Ireland coach Eddie O'Sullivan admitted the team's 16-11 opening Six Nations win over Italy was not a vintage display but was glad to get the win.
O'Sullivan admitted it was not one of Ireland's better displays
Apart from Girvan Dempsey's first-half try Ireland were dependent on the kicking of Ronan O'Gara and had to endure a tense finale to the match.
"It was a long, drawn-out, ugly affair and we had to work very hard for the win," he said afterwards.
"They showed a lot of composure to come out on the right side of that game."
Last year Ireland trounced Italy 51-24 in Rome, but this game was a different affair, much more like the previous year's laboured and unmemorable victory for Ireland in Dublin.
"People read too much into the fact we played so well in Rome last year," he said.
"It was our fifth game in a row as a team and we'd gelled, they just had a bad day out and we punished them but you're not going to have that every week in the Six Nations.
"My memory is that two years ago it was a dour affair, very difficult game and we had to work hard for our win.
"I'd have preferred if we hit the ground running but I have to be sensible and know the winning the first game is hard."
"In the first half we showed some great flashes and played some good rugby after the initial shadowboxing, but we didn't finish things off and the danger is that the opposition come back into the game."
Italy's try was a debatable Martin Castrogiovanni effort in the second half, awarded on the advice of the replay official after a huge pile-up on the line.
I'm very proud of the way the guys defended
But O'Sullivan revealed that there was no way he could have used that as an excuse, even if he had wanted to.
"I can't comment on the try as there was a powercut in the stadium and we had no replays or connections with ref link or anything. We were watching like spectators so I was guessing like everyone else," he said.
Italy coach Nick Mallett said his side's second-half display was a marked improvement, but conceded that Ireland had just about deserved the victory.
"I didn't enjoy the first half too much," Mallett told BBC Sport.

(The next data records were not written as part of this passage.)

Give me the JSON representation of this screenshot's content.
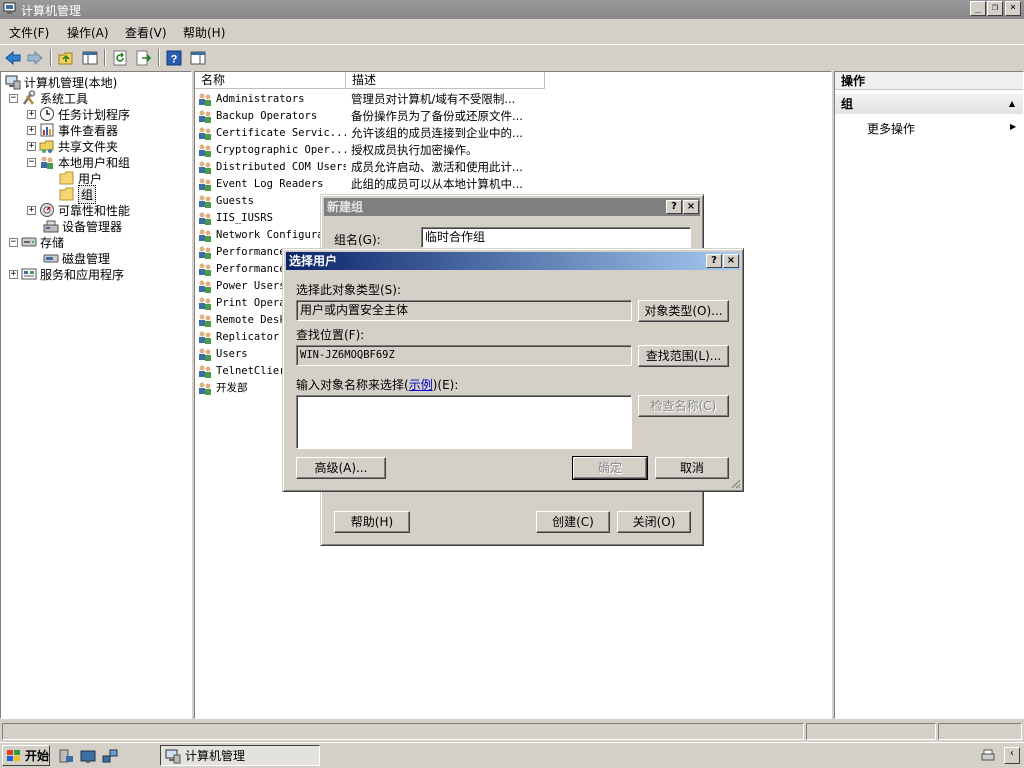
{
  "window": {
    "title": "计算机管理"
  },
  "menu": [
    "文件(F)",
    "操作(A)",
    "查看(V)",
    "帮助(H)"
  ],
  "tree": [
    {
      "label": "计算机管理(本地)",
      "icon": "computer-management-icon",
      "expander": ""
    },
    {
      "label": "系统工具",
      "icon": "tools-icon",
      "expander": "−"
    },
    {
      "label": "任务计划程序",
      "icon": "clock-icon",
      "expander": "+"
    },
    {
      "label": "事件查看器",
      "icon": "event-viewer-icon",
      "expander": "+"
    },
    {
      "label": "共享文件夹",
      "icon": "shared-folder-icon",
      "expander": "+"
    },
    {
      "label": "本地用户和组",
      "icon": "users-group-icon",
      "expander": "−"
    },
    {
      "label": "用户",
      "icon": "folder-icon",
      "expander": ""
    },
    {
      "label": "组",
      "icon": "folder-icon",
      "expander": ""
    },
    {
      "label": "可靠性和性能",
      "icon": "performance-icon",
      "expander": "+"
    },
    {
      "label": "设备管理器",
      "icon": "device-manager-icon",
      "expander": ""
    },
    {
      "label": "存储",
      "icon": "storage-icon",
      "expander": "−"
    },
    {
      "label": "磁盘管理",
      "icon": "disk-management-icon",
      "expander": ""
    },
    {
      "label": "服务和应用程序",
      "icon": "services-icon",
      "expander": "+"
    }
  ],
  "list": {
    "columns": [
      "名称",
      "描述"
    ],
    "rows": [
      {
        "name": "Administrators",
        "desc": "管理员对计算机/域有不受限制..."
      },
      {
        "name": "Backup Operators",
        "desc": "备份操作员为了备份或还原文件..."
      },
      {
        "name": "Certificate Servic...",
        "desc": "允许该组的成员连接到企业中的..."
      },
      {
        "name": "Cryptographic Oper...",
        "desc": "授权成员执行加密操作。"
      },
      {
        "name": "Distributed COM Users",
        "desc": "成员允许启动、激活和使用此计..."
      },
      {
        "name": "Event Log Readers",
        "desc": "此组的成员可以从本地计算机中..."
      },
      {
        "name": "Guests",
        "desc": ""
      },
      {
        "name": "IIS_IUSRS",
        "desc": ""
      },
      {
        "name": "Network Configura",
        "desc": ""
      },
      {
        "name": "Performance",
        "desc": ""
      },
      {
        "name": "Performance",
        "desc": ""
      },
      {
        "name": "Power Users",
        "desc": ""
      },
      {
        "name": "Print Opera",
        "desc": ""
      },
      {
        "name": "Remote Desk",
        "desc": ""
      },
      {
        "name": "Replicator",
        "desc": ""
      },
      {
        "name": "Users",
        "desc": ""
      },
      {
        "name": "TelnetClier",
        "desc": ""
      },
      {
        "name": "开发部",
        "desc": ""
      }
    ]
  },
  "actions": {
    "title": "操作",
    "group": "组",
    "more": "更多操作"
  },
  "new_group": {
    "title": "新建组",
    "name_label": "组名(G):",
    "name_value": "临时合作组",
    "help": "帮助(H)",
    "create": "创建(C)",
    "close": "关闭(O)"
  },
  "select_users": {
    "title": "选择用户",
    "type_label": "选择此对象类型(S):",
    "type_value": "用户或内置安全主体",
    "type_button": "对象类型(O)...",
    "location_label": "查找位置(F):",
    "location_value": "WIN-JZ6MOQBF69Z",
    "location_button": "查找范围(L)...",
    "enter_label_pre": "输入对象名称来选择(",
    "enter_label_link": "示例",
    "enter_label_post": ")(E):",
    "check_names": "检查名称(C)",
    "advanced": "高级(A)...",
    "ok": "确定",
    "cancel": "取消"
  },
  "taskbar": {
    "start": "开始",
    "task": "计算机管理"
  },
  "colors": {
    "title_active": "#0a246a",
    "title_inactive": "#808080"
  }
}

"I thought we were comprehensively outplayed and fortunate to have only one try scored against us.
"The second half was a bit broken with injuries and stoppages but I thought our defence improved and I was pleased that towards the end, Ireland showed us the respect of going for a penalty because we were within five points.
"I didn't think we deserved to win it but I'm very proud of the way the guys defended and we did put together some good passages of play."